Here's a beautiful example of this, scanned badly from a postcard I purchased in the gift shop:

Dress, Voss, Spring/Summer 2001
Red and black ostrich feathers and glass medical slides painted red
Alexander McQueen, 1969-2010
Photograph © Sølve Sundsbø / Art + Commerce

Do you agree?  What rules should we, as artists, know, then break?  Are they the rules of traditional quilt making?  The rules of design such as composition, line, and color?  When do you feel you've learned enough of the rules? Do you care about rules?



4 comments:

Karen L R said...

"Demolish the rules, but keep the tradition"...I like that juxtaposition!

You (and Steve) have given me some food for thought.
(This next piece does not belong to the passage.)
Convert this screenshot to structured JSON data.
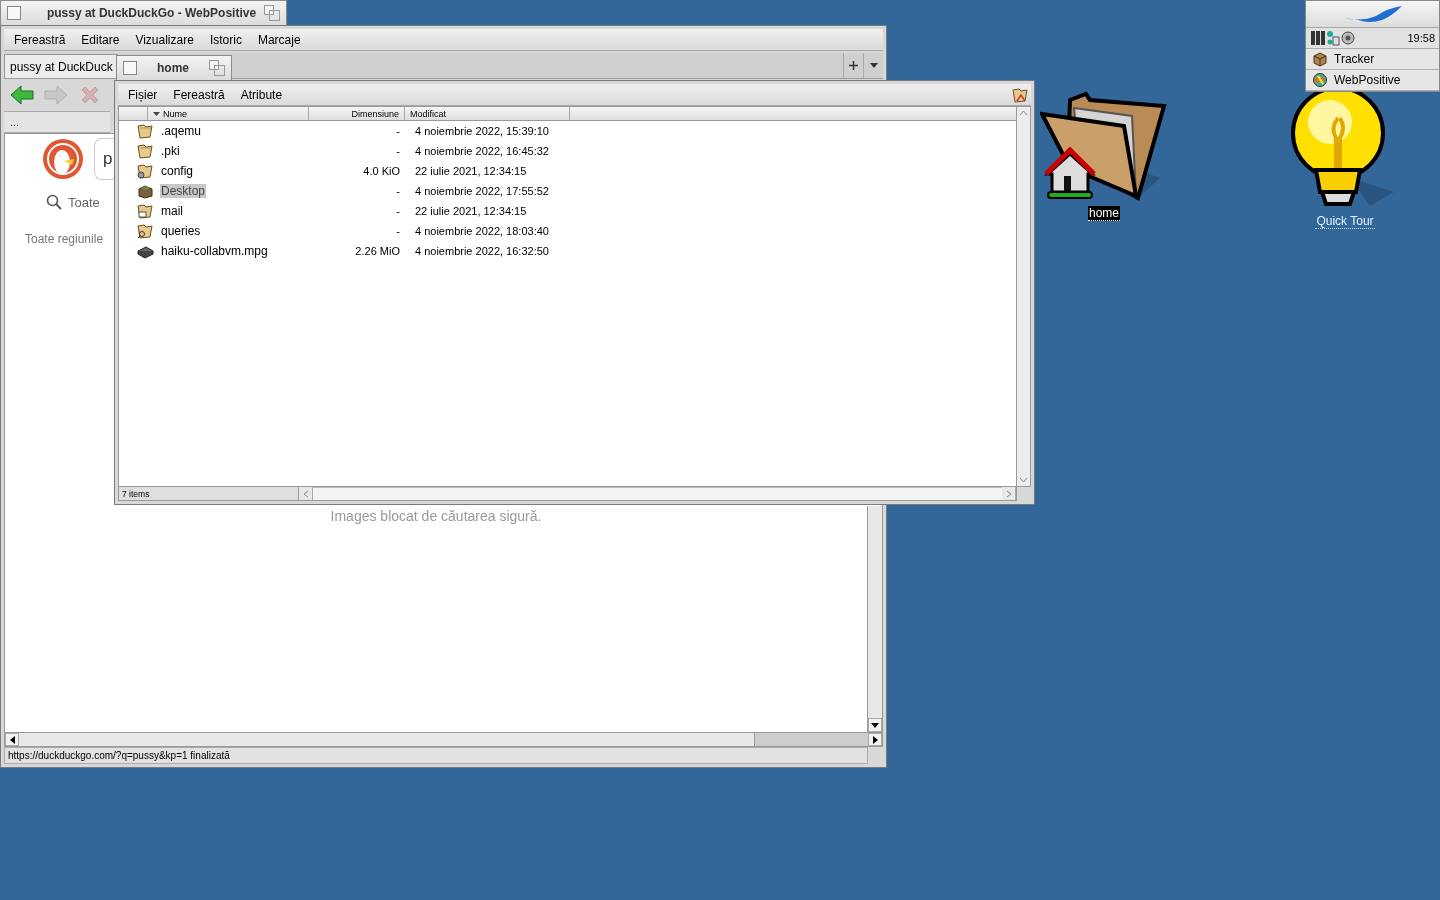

This also reminds me of the saying, "Some rules were made to broken".

Karen L R said...

HA HA! I meant "Alexander", not "Steve"!!!!!!

Kristin L said...

I absolutely subscribe to needing to know the rules before you break them. I think that it results in work that looks and feels intentional rather than accidental. I see rules as the underlying structure of things, so in art quilting it would apply to craftsmanship, knowledge of materials, design principles, and the like. Then, if the concept requires rough edges, or a naive look, then it can be accomplished with the result that it looks like the artist meant to do it that way, rather than did it that way just because he or she couldn't do anything different.

norma said...

I was so sorry to have missed the exhibit. A broken toe made me cancel my date with a friend and then the exhibit was gone.
Yes, I think you should know the rules before breaking them. You still should have a basic concept of design and good workmanship. I think that Kristin said it very well.